Dans un mois, le 6 juin exactement, nous célébrerons le 80ème anniversaire du D Day, le débarquement des alliés en Normandie. Cette opération militaire de la seconde guerre mondiale fut décisive pour libérer la France et pour la victoire. Ce sera la plus grande opération logistique et militaire jamais réalisée.
Ce sont 156 000 hommes, principalement Américains, Canadiens, soldats de toute la Grande Bretagne et Français qui débarquent sur les plages Normandes.
10 500 hommes mourront ce jour-là.

Tout à l’heure, devant le monument aux morts, nous rendrons également hommage à nos aïeuls. Ceux qui sont morts pour préserver notre pays et nos libertés lors des deux guerres mondiales. Nous penserons également à nos militaires qui œuvrent chaque jour, tant sur le sol Français qu’à l’étranger pour notre sécurité, pour la démocratie et pour la paix.
Tout comme le temps qui passe fait que la végétation efface les traces de la base militaire Américaine, le temps efface aussi les souvenirs et l’histoire. Nous sommes ici aujourd’hui pour que cette histoire soit évoquée, ravivée et transmise à la jeune génération. 

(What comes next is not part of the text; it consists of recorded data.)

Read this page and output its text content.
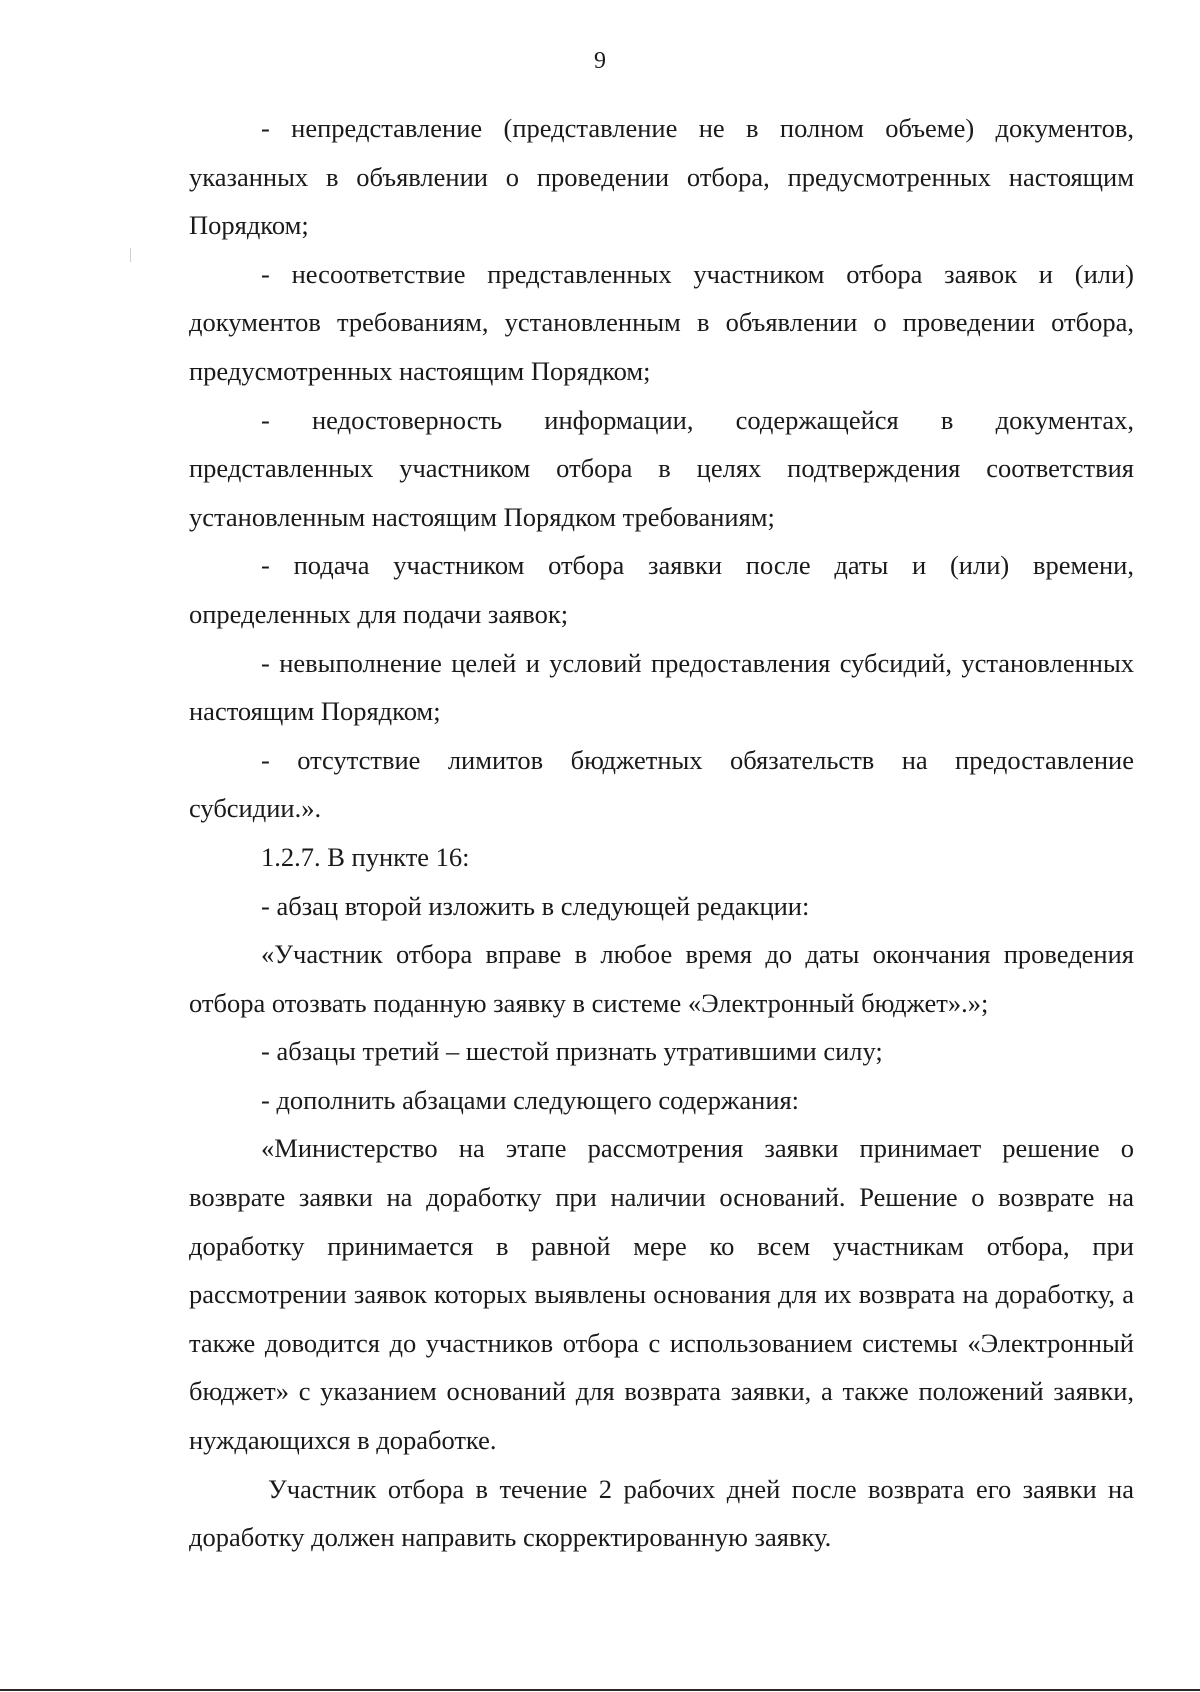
9

- непредставление (представление не в полном объеме) документов, указанных в объявлении о проведении отбора, предусмотренных настоящим Порядком;

- несоответствие представленных участником отбора заявок и (или) документов требованиям, установленным в объявлении о проведении отбора, предусмотренных настоящим Порядком;

- недостоверность информации, содержащейся в документах, представленных участником отбора в целях подтверждения соответствия установленным настоящим Порядком требованиям;

- подача участником отбора заявки после даты и (или) времени, определенных для подачи заявок;

- невыполнение целей и условий предоставления субсидий, установленных настоящим Порядком;

- отсутствие лимитов бюджетных обязательств на предоставление субсидии.».

1.2.7. В пункте 16:

- абзац второй изложить в следующей редакции:

«Участник отбора вправе в любое время до даты окончания проведения отбора отозвать поданную заявку в системе «Электронный бюджет».»;

- абзацы третий – шестой признать утратившими силу;

- дополнить абзацами следующего содержания:

«Министерство на этапе рассмотрения заявки принимает решение о возврате заявки на доработку при наличии оснований. Решение о возврате на доработку принимается в равной мере ко всем участникам отбора, при рассмотрении заявок которых выявлены основания для их возврата на доработку, а также доводится до участников отбора с использованием системы «Электронный бюджет» с указанием оснований для возврата заявки, а также положений заявки, нуждающихся в доработке.

Участник отбора в течение 2 рабочих дней после возврата его заявки на доработку должен направить скорректированную заявку.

Nous sommes ici disais-je, à la cote 108 route de Duras, précisément au poste de garde, parce qu’à partir d’ici, de cette entrée principale, de 1951 à 1967, On entrait en territoire Américain. Au milieu du camp flottait le drapeau Français au côté de celui des États-Unis.
Le camp Américain, comme on l’appelle, fût construit dans le cadre de l’OTAN, l’Organisation de l’Atlantique Nord. Cette organisation politico-militaire, signée 4 ans après la fin de la guerre, le 4 avril 1949 entre l’Europe et l’Amérique du nord, a pour vocation d’assurer la sécurité de l’occident.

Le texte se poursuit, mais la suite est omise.